Rating: B
Dir: Scott Glosserman
Star: Nathan Baesel, Angela Goethals, Scott Wilson, Kate Lang Johnson
My tolerance for post-modern, self-aware horror is usually pretty low – I loathe Scream with intensity – yet this manages to do it smartly, in a way that it’s probably not exaggerating to say will change the way we view future genre entries. Student journalist Taylor Gentry (Goethals) and her crew are working on a story where she follows self-admitted killer Leslie Vernon (Baesel), who is seeking revenge on the townfolk for forming a lynch-mob and throwing him over a waterfall decades previously. Vernon is meticulously setting up a night where he’ll slaughter a number of local teens, in strict accordance with the standard procedures of horror movies. This means the horny couple get it first, while the virgin is left to last, after disposing of his ‘Ahab’, in this case a psychologist who knew Leslie as a youth. Is everything quite as it seems? Or does Leslie have plans beyond the ones he’s telling the TV crew?

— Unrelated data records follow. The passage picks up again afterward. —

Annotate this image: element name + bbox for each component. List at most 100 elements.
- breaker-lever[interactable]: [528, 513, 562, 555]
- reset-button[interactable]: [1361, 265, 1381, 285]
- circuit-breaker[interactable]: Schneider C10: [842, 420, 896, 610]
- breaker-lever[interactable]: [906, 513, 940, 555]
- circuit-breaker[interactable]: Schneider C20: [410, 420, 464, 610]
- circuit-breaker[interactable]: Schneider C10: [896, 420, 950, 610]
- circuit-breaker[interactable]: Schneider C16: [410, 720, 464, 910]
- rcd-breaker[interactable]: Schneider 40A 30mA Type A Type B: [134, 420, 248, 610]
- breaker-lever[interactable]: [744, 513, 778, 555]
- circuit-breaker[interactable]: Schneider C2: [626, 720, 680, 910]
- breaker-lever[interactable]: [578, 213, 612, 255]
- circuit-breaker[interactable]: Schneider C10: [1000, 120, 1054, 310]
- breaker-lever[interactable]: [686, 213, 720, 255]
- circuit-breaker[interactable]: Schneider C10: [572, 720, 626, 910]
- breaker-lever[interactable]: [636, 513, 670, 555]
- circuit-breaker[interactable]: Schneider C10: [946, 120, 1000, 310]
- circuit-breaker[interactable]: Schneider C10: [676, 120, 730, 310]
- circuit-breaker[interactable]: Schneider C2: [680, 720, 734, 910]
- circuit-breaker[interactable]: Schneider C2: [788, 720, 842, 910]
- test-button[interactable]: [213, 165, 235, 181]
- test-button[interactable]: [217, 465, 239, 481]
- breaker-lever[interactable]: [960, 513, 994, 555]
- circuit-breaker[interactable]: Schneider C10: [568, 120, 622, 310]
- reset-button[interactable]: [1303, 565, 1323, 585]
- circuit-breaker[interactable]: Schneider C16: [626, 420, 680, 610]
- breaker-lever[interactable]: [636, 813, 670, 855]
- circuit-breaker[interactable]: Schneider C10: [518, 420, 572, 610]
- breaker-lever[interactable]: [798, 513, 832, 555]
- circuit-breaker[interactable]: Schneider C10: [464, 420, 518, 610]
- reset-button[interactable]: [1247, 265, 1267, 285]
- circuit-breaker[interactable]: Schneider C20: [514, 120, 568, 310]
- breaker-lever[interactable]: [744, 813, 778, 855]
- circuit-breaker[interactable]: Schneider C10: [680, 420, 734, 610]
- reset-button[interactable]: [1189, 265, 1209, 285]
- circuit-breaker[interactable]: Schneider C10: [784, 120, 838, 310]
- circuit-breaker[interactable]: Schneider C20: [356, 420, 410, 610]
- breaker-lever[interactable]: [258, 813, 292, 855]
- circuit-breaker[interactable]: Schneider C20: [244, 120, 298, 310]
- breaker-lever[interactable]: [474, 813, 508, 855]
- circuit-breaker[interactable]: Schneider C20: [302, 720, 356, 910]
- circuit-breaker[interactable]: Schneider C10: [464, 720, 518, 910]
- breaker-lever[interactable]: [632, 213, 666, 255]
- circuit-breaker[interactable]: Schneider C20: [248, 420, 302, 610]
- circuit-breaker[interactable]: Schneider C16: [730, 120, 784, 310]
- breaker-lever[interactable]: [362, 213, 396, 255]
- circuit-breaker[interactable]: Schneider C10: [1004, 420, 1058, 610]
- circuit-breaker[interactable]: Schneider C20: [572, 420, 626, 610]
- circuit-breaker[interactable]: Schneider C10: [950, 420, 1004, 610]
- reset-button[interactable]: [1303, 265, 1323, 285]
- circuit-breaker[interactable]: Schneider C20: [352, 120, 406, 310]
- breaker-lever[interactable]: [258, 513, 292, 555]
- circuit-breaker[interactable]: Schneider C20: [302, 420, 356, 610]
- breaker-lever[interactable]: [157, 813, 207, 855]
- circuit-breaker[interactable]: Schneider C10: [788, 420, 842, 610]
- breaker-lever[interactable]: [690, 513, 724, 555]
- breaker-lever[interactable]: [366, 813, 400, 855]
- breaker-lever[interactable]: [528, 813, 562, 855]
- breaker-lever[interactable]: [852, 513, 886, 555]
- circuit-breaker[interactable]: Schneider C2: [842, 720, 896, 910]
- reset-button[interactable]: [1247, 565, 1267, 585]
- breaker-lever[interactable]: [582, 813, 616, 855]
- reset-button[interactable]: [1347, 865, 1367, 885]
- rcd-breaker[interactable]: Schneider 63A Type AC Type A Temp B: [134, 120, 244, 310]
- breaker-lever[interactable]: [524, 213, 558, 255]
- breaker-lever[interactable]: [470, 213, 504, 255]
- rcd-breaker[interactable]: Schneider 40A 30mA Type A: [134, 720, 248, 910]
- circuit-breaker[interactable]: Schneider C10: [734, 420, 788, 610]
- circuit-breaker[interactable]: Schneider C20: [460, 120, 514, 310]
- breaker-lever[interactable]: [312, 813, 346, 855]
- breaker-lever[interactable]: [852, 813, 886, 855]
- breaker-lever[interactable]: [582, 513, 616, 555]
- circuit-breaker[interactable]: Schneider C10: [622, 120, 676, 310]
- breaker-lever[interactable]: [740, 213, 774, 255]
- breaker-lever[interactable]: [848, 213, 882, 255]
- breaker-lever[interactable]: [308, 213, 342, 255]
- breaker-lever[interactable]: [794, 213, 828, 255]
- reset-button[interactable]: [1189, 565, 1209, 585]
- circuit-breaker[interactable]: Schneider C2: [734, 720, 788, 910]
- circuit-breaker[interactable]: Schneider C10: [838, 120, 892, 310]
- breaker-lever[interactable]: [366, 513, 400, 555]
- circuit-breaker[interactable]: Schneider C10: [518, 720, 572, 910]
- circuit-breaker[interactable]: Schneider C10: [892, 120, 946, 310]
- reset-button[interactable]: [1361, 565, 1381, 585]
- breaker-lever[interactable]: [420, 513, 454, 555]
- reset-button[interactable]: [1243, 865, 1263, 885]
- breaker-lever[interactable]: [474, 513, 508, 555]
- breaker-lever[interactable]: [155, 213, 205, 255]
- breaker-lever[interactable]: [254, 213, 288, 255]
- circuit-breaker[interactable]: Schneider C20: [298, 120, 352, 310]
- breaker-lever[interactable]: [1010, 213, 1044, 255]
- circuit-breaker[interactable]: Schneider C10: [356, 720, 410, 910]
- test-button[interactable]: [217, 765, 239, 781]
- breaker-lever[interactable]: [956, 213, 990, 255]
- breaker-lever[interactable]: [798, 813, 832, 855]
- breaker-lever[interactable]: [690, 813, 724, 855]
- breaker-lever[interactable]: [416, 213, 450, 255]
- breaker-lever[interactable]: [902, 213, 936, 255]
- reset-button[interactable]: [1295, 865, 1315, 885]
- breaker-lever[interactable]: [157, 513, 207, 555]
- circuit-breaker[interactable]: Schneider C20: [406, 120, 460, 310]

This is often great, such as when Leslie is detailing the preparations necessary for his night of terror, allowing him to remote-control the house-lights, etc. and why killers never reach into the closet where their victim is hiding. It’s genuinely intelligent writing, and I love the conceit of a world where Jason, Freddy and Michael are real people [there are cameos from a number of horror icons, including Robert Englund and Kane Hodder]. The movie is somewhat less successful when the fourth wall goes back, and the film becomes the slasher film it is critiquing. Too often, it succumbs to the Scream-like – and incorrect – theory that pointing out cliches, stops them from being cliches, and Chris guessed the big twist well before it happened. Overall, though the performances are adequate, the script is what makes this work, and it’s a impressive and remarkably assured debut for co-writer/director Glosserman.